Second, it is beneficial to analyze how many pages in the index are typically cached in memory. Obviously, if most part of the pages have been already cached, you would not get much gain from running the select and pre-fetching remaining pages to the memory. On the other hand, logical reads are fast anyway so select over warm cache would not take much time.
You can use the script below to analyze number of pages from the index that have been cached. You can compare those numbers with results of sys.dm_db_index_physical_stats to estimate the number of cached pages per allocation unit from the index.

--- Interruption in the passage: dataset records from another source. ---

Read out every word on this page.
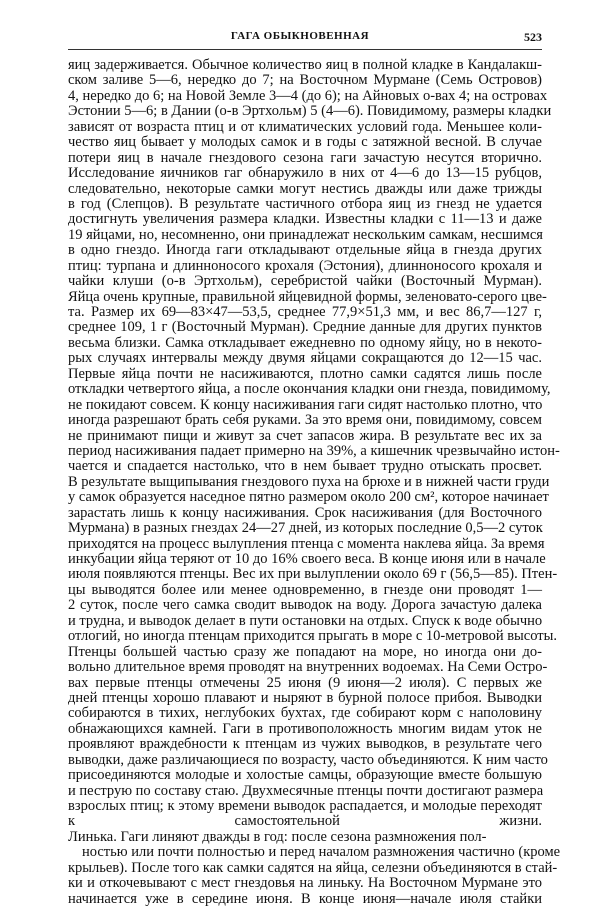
ГАГА ОБЫКНОВЕННАЯ	523
яиц задерживается. Обычное количество яиц в полной кладке в Кандалакш-
ском заливе 5—6, нередко до 7; на Восточном Мурмане (Семь Островов)
4, нередко до 6; на Новой Земле 3—4 (до 6); на Айновых о-вах 4; на островах
Эстонии 5—6; в Дании (о-в Эртхольм) 5 (4—6). Повидимому, размеры кладки
зависят от возраста птиц и от климатических условий года. Меньшее коли-
чество яиц бывает у молодых самок и в годы с затяжной весной. В случае
потери яиц в начале гнездового сезона гаги зачастую несутся вторично.
Исследование яичников гаг обнаружило в них от 4—6 до 13—15 рубцов,
следовательно, некоторые самки могут нестись дважды или даже трижды
в год (Слепцов). В результате частичного отбора яиц из гнезд не удается
достигнуть увеличения размера кладки. Известны кладки с 11—13 и даже
19 яйцами, но, несомненно, они принадлежат нескольким самкам, несшимся
в одно гнездо. Иногда гаги откладывают отдельные яйца в гнезда других
птиц: турпана и длинноносого крохаля (Эстония), длинноносого крохаля и
чайки клуши (о-в Эртхольм), серебристой чайки (Восточный Мурман).
Яйца очень крупные, правильной яйцевидной формы, зеленовато-серого цве-
та. Размер их 69—83×47—53,5, среднее 77,9×51,3 мм, и вес 86,7—127 г,
среднее 109, 1 г (Восточный Мурман). Средние данные для других пунктов
весьма близки. Самка откладывает ежедневно по одному яйцу, но в некото-
рых случаях интервалы между двумя яйцами сокращаются до 12—15 час.
Первые яйца почти не насиживаются, плотно самки садятся лишь после
откладки четвертого яйца, а после окончания кладки они гнезда, повидимому,
не покидают совсем. К концу насиживания гаги сидят настолько плотно, что
иногда разрешают брать себя руками. За это время они, повидимому, совсем
не принимают пищи и живут за счет запасов жира. В результате вес их за
период насиживания падает примерно на 39%, а кишечник чрезвычайно истон-
чается и спадается настолько, что в нем бывает трудно отыскать просвет.
В результате выщипывания гнездового пуха на брюхе и в нижней части груди
у самок образуется наседное пятно размером около 200 см², которое начинает
зарастать лишь к концу насиживания. Срок насиживания (для Восточного
Мурмана) в разных гнездах 24—27 дней, из которых последние 0,5—2 суток
приходятся на процесс вылупления птенца с момента наклева яйца. За время
инкубации яйца теряют от 10 до 16% своего веса. В конце июня или в начале
июля появляются птенцы. Вес их при вылуплении около 69 г (56,5—85). Птен-
цы выводятся более или менее одновременно, в гнезде они проводят 1—
2 суток, после чего самка сводит выводок на воду. Дорога зачастую далека
и трудна, и выводок делает в пути остановки на отдых. Спуск к воде обычно
отлогий, но иногда птенцам приходится прыгать в море с 10-метровой высоты.
Птенцы большей частью сразу же попадают на море, но иногда они до-
вольно длительное время проводят на внутренних водоемах. На Семи Остро-
вах первые птенцы отмечены 25 июня (9 июня—2 июля). С первых же
дней птенцы хорошо плавают и ныряют в бурной полосе прибоя. Выводки
собираются в тихих, неглубоких бухтах, где собирают корм с наполовину
обнажающихся камней. Гаги в противоположность многим видам уток не
проявляют враждебности к птенцам из чужих выводков, в результате чего
выводки, даже различающиеся по возрасту, часто объединяются. К ним часто
присоединяются молодые и холостые самцы, образующие вместе большую
и пеструю по составу стаю. Двухмесячные птенцы почти достигают размера
взрослых птиц; к этому времени выводок распадается, и молодые переходят
к самостоятельной жизни.
Линька. Гаги линяют дважды в год: после сезона размножения пол-
ностью или почти полностью и перед началом размножения частично (кроме
крыльев). После того как самки садятся на яйца, селезни объединяются в стай-
ки и откочевывают с мест гнездовья на линьку. На Восточном Мурмане это
начинается уже в середине июня. В конце июня—начале июля стайки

select i.name, au.type_desc, count(*) as [Cached Pages] from sys.dm_os_buffer_descriptors bd with (nolock) join sys.allocation_units au with (nolock) on bd.allocation_unit_id = au.allocation_unit_id join sys.partitions p with (nolock) on (au.type in (1,3) and au.container_id = p.hobt_id) or (au.type = 2 and au.container_id = p.partition_id) join sys.indexes i with (nolock) on p.object_id = i.object_id and p.index_id = i.index_id where bd.database_id = db_id() and p.object_id = object_id (N'dbo.MyTable') and p.index_id = 1 -- ID of the index group by i.name, au.type_desc
Finally, that technique is useful when the biggest bottleneck in the system is I/O performance as it happened in my case. This often happens in the Cloud-based systems (SQL Server in VMs) where I/O latency is usually high and Standard Edition of SQL Server is commonly used due to its cost. In that scenario, pre-fetching data to the cache could significantly reduce the locking time for offline index rebuild when you have enough memory for the index data.